The system was made more difficult as due to infrequency of requests for the vitamins and drops with community pharmacies having to recall what the system was for reimbursement.
"Don't make it such a complicated process with tokens / having to write prescriptions [CPUS form] etc. Trust pharmacists that they can just give supplies to those that qualify and allow us to supply it through the minor ailments (needs to be re-named) service. This allows you to capture all sorts of details about the patients receiving it (eg postcode areas, age etc). I work in the most socially deprived area of [NHS Health Board], yet the uptake of Healthy Start vitamins had been minimal. To the point that when a request is made, staff always ask 'what do we do here, again?' Because requests are so few and far between. We supply children's paracetamol by the 'bucket load' through the minor ailments scheme which is well used in our area. So it makes complete sense to supply the Healthy Start vits via this route."

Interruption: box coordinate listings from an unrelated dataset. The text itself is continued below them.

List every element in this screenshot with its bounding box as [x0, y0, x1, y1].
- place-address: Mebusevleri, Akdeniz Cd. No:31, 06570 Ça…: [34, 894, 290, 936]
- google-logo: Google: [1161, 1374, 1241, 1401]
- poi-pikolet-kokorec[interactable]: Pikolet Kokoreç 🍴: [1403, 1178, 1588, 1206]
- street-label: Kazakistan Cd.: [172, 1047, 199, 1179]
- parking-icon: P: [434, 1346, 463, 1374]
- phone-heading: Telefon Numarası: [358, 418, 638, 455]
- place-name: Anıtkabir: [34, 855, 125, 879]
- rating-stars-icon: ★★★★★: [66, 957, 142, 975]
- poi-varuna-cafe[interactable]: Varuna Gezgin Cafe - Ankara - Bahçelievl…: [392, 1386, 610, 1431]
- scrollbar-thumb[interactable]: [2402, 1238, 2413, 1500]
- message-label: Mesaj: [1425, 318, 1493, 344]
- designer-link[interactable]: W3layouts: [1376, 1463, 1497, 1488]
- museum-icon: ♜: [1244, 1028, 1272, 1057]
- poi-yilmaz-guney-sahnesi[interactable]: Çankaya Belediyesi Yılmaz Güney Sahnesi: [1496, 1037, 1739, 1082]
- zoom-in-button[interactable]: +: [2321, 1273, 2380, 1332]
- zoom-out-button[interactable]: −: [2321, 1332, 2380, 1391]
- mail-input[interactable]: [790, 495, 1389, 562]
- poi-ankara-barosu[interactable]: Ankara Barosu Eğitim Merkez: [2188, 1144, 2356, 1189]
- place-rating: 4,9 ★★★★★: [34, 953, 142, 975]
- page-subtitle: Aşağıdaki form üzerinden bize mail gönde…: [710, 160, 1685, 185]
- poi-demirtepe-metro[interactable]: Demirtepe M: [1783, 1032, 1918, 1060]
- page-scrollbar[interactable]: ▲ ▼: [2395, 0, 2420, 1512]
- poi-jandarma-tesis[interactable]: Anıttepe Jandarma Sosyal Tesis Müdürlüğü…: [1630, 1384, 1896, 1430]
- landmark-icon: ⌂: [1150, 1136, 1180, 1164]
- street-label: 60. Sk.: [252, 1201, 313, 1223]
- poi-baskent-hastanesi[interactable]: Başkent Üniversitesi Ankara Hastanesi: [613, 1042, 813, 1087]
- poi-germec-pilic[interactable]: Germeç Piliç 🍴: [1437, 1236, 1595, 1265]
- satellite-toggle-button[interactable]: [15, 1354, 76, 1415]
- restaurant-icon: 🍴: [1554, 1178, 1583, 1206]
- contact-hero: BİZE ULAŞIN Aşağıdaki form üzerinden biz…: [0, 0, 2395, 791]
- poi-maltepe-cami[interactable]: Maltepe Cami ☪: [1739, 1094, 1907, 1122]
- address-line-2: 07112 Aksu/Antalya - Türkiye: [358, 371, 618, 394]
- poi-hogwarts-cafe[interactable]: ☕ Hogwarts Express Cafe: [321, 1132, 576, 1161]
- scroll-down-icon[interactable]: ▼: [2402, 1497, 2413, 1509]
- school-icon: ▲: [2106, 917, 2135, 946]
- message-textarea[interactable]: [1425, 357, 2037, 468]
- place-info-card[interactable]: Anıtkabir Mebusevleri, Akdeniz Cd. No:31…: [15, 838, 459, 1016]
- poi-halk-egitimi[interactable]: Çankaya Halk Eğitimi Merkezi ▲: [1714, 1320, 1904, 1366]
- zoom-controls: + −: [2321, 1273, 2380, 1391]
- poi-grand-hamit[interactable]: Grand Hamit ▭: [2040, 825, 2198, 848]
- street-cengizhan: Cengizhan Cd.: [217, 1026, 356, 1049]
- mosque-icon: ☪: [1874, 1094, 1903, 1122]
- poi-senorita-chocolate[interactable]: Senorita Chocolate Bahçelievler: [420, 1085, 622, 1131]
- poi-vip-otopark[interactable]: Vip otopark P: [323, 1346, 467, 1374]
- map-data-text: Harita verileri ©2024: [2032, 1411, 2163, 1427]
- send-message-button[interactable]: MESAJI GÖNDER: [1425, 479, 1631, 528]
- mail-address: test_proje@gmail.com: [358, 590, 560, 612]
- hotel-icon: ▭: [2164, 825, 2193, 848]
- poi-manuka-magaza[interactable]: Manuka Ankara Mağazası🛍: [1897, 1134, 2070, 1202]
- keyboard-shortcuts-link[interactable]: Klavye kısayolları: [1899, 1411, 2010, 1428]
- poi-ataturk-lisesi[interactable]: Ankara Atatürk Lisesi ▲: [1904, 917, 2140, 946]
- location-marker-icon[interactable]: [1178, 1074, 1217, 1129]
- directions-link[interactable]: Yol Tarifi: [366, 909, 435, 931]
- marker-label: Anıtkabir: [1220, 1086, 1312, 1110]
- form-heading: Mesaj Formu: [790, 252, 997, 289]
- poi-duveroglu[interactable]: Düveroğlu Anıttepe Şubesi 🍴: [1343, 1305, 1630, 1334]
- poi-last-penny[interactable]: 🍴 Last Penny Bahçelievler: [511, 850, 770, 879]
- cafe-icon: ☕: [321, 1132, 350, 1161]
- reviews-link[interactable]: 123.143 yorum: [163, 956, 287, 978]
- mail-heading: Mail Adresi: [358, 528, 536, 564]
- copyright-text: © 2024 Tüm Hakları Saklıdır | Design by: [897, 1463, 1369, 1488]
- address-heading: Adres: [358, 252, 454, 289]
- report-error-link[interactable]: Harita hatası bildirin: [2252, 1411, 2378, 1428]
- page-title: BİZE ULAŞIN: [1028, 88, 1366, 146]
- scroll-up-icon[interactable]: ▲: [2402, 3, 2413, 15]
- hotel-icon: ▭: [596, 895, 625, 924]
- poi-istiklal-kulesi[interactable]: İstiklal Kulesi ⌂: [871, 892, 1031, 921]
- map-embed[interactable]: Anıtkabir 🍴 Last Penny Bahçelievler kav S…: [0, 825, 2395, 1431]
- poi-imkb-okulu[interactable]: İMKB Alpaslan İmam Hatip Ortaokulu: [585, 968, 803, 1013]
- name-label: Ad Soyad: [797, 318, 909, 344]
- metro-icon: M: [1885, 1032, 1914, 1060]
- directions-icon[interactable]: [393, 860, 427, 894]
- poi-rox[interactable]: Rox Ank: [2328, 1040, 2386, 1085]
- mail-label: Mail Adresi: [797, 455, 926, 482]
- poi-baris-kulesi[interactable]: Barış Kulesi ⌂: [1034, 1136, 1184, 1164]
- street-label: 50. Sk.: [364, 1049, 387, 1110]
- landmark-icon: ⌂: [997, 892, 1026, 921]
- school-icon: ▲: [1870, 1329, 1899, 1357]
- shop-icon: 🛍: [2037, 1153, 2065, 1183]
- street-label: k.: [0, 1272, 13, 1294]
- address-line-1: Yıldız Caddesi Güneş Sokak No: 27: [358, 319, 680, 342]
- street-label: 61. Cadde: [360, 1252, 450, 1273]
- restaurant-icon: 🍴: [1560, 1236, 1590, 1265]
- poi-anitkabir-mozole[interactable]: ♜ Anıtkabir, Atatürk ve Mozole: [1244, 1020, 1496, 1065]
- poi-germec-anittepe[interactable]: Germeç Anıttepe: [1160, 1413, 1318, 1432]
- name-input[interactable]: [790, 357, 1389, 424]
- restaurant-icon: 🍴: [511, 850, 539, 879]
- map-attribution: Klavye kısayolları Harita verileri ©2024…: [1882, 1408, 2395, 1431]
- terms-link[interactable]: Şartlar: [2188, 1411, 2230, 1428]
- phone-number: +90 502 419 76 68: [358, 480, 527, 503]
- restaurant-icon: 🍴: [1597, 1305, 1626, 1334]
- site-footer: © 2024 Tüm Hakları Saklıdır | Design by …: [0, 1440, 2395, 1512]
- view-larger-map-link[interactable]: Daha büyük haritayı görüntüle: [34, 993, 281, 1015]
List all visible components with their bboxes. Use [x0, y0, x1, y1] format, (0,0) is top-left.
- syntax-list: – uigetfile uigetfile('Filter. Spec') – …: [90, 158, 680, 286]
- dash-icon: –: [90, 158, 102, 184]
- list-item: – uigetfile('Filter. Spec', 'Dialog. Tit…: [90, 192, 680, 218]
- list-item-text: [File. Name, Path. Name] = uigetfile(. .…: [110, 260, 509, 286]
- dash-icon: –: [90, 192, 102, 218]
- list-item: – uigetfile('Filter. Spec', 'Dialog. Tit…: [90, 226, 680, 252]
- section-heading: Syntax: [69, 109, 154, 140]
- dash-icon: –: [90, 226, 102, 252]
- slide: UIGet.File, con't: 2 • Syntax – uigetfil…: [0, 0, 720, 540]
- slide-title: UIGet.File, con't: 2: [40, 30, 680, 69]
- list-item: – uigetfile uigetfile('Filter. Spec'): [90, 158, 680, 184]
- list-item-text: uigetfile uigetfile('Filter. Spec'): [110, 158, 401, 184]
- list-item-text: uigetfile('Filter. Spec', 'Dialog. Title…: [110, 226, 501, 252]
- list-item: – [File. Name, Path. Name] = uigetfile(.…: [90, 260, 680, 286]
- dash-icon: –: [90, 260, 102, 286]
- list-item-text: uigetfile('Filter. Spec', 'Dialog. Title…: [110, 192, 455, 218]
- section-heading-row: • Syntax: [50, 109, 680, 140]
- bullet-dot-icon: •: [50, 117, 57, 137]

2. Improved supply of vitamins and drops: Many respondents commented on difficulties with ensuring they had supplies of vitamins and drops in stock. Problems were identified with wholesalers having vitamins and drops in stock which was compounded by the short shelf life of the products and the infrequency of requests.
"Get them into full and regular supply - we can't successfully promote something we can't freely get - it's really that simple"
3. Improve understanding and awareness of the scheme: Respondents also thought the process for claiming Healthy Start vitamins and drops was confusing and overly complicated for women; requiring them to understand whether they are entitled to free vitamins and drops, how to apply for coupons, remembering to take the coupons into the community pharmacy.
"Could we provide them free of charge with no coupon as people end up buying them as they do not want to apply for the coupon or they are not entitled to the coupon?"